A small AI research team from Carnegie Mellon University, Stanford University, Harvard University, and Princeton University in the United States discovered that excessive training of large language models could make fine-tuning more challenging. In their paper published on the arXiv preprint server, the group compared the effects of different training volumes on individual large language models.
In recent years, as AI researchers have sought to enhance the intelligence of their products, many believed that the more training a model received, the better it would become. In this new study, the research team found evidence suggesting there may be a critical point of diminishing returns in language model training.
The researchers arrived at this conclusion while testing the training effectiveness of two different versions of the LLM OLMo-1B. In one case, they trained with 2.3 trillion tokens, while in the other, they used 3 trillion tokens. They then compared these scenarios using multiple benchmarks, such as ARC and AlpacaEval. The results showed that models trained with more tokens performed worse during testing — by up to 3%.

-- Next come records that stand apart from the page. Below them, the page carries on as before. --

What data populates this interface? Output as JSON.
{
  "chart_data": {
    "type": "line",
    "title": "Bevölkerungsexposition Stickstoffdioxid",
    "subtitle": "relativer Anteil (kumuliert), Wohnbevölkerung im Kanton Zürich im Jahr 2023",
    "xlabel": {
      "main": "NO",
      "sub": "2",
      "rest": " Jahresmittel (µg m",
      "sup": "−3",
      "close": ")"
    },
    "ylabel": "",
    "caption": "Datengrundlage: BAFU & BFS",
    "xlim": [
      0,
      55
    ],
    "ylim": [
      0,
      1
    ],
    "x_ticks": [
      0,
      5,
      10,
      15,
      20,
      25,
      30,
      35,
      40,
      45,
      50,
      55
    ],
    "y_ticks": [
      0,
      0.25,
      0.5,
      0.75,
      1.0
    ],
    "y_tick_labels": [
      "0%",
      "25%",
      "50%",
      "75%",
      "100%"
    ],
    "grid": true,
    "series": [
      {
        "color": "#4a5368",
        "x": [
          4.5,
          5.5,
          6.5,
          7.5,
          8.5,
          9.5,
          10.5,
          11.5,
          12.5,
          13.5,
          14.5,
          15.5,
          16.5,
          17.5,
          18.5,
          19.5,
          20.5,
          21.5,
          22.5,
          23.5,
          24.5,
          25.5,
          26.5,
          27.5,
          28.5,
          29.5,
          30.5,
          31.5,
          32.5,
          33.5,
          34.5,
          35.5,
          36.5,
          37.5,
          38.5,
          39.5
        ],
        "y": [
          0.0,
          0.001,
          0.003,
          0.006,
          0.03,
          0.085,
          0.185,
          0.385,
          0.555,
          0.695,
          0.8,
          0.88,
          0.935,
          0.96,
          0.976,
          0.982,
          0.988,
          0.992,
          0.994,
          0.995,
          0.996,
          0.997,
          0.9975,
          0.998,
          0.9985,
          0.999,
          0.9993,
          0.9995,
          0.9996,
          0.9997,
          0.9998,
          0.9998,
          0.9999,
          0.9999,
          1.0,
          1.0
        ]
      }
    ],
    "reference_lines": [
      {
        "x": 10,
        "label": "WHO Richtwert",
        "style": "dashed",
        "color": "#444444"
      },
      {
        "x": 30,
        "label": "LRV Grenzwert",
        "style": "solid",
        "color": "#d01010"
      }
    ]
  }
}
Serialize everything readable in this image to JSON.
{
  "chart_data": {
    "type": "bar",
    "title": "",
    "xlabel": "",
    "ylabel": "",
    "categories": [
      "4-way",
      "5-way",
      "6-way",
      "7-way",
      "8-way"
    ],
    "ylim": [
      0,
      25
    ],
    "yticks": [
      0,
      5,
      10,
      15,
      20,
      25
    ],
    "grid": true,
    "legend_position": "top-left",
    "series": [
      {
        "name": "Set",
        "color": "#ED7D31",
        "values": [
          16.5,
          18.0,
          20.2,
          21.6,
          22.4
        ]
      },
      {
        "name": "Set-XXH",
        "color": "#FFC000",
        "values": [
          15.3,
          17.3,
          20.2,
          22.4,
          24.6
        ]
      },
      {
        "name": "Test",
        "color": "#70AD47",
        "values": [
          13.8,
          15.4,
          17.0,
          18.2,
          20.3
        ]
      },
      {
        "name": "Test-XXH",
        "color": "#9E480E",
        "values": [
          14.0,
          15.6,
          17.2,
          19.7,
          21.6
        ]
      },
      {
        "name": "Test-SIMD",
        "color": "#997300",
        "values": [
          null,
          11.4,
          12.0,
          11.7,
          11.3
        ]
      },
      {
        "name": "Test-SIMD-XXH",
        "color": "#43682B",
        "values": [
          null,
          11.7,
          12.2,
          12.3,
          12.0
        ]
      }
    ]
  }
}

Surprised by their findings, they conducted additional tests, which yielded similar results, indicating that beyond a certain point, more training began to make the models less "intelligent." The research team termed this "catastrophic overtraining" and attributed it to what they described as "progressive sensitivity."
They further suggested that as the number of tokens increased, the models became more fragile, meaning fine-tuning (which can be viewed as adding noise) started reversing the gains observed before the tipping point.
To validate their theory, they introduced Gaussian noise into some models and found that it led to the same type of performance decline observed earlier. They named the point of no return the "inflection point." After that, they suggested, any further training would reduce the stability of the model, making it harder to adjust in ways useful for desired applications.
The researchers concluded by advising that future developers of LLMs might need to estimate how much training is sufficient — or find alternative methods to allow for additional training beyond the inflection point.